Wednesday, July 2, 2014

MARTA, Clayton County in half-penny showdown

Posted By on Wed, Jul 2, 2014 at 9:35 AM

Clayton County Chairman Jeffrey Turner said hes still hopeful that MARTA and the county can agree on a tax question to put up for a countywide referendum.
  • Maggie Lee
  • Clayton County Chairman Jeffrey Turner said he's still hopeful that MARTA and the county can agree on a tax question to put up for a countywide referendum.
The Clayton County Commission decided in a 3-2 split Tuesday night that it won’t ask voters for any more than a half-penny sales tax to bankroll MARTA expansion, while the MARTA board is poised Wednesday morning to turn Clayton down unless it brings a whole penny like DeKalb and Fulton.

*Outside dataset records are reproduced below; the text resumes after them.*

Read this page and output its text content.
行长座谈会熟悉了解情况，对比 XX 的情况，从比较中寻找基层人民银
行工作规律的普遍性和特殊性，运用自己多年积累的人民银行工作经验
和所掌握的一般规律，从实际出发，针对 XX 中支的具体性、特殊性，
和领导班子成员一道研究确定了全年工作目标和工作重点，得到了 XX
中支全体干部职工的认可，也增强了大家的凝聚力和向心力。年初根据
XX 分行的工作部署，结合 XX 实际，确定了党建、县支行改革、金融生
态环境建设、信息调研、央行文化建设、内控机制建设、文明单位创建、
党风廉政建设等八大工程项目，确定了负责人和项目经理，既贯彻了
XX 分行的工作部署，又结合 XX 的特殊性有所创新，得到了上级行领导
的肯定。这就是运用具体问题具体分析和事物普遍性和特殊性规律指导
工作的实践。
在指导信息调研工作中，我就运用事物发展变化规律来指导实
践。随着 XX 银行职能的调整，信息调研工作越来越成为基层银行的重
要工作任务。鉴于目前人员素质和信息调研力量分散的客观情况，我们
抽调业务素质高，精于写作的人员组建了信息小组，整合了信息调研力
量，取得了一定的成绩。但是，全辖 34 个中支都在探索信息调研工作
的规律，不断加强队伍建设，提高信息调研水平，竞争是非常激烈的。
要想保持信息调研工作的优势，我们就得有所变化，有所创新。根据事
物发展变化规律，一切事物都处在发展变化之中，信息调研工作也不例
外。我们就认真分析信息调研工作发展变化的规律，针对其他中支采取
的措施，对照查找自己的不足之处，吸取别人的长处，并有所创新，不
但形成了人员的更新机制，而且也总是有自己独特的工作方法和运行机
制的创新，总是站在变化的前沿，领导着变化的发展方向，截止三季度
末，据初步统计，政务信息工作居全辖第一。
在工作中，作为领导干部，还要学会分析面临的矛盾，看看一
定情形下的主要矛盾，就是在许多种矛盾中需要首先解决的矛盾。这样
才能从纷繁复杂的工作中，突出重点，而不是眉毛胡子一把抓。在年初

To put any question on the Clayton County ballot in November, both sides would have to organize subsequent special meetings and vote approvals by a July 6 deadline.

A half penny would pay the bills for buses only. A full penny would fund buses plus a rapid transit option such as commuter rail.

“I feel strongly that MARTA will not approve a half cent, particularly not for 50 years,” said MARTA Board of Directors Chair Robert Ashe on Tuesday night.

The 12-member board consists of delegates from Atlanta, DeKalb and Fulton, plus two state transit officials.

“If they vote it down tomorrow we will have time to go back to the drawing board,” said full penny supporter and Commission Chair Jeffrey Turner.

“I just have my fingers crossed that some form of this tax will pass. We need transit in Clayton County,” Turner continued.

A full penny would bring Clayton’s sales tax up to 8 percent, on par with Atlanta and a cent above DeKalb.

“I don’t feel comfortable with an 8 percent sales tax in this county … when our neighbors have 6 percent and 7 percent,” said Commissioner Sonna Singleton just ahead of her vote for the half-penny proposal.

Turner said he was satisfied with the contract MARTA offered: use roughly half of a penny sales tax for buses and put the other half in escrow pending setup of a rapid transit option.

One rapid transit option MARTA had proposed was negotiating with Norfolk Southern for use of their freight rails or right-of-way for passenger train service from East Point to Jonesboro. The other was “bus rapid transit:” buses that speed along artery roads in dedicated lanes.

But Norfolk Southern took issue with MARTA’s estimate that it could run basic rail service in as little as six years at a cost of $270 million. More frequent trains and MARTA-only tracks would take more like ten years and $350 million.

Those figures are “likely to be dramatically understated,” read a letter from Norfolk Southern General Director of Passenger Policy John Edwards to MARTA. (Read it here: Page 1 Page 2)

MARTA CEO Keith Parker said he stands by the figures.

The MARTA board meeting is scheduled to begin at 10 a.m.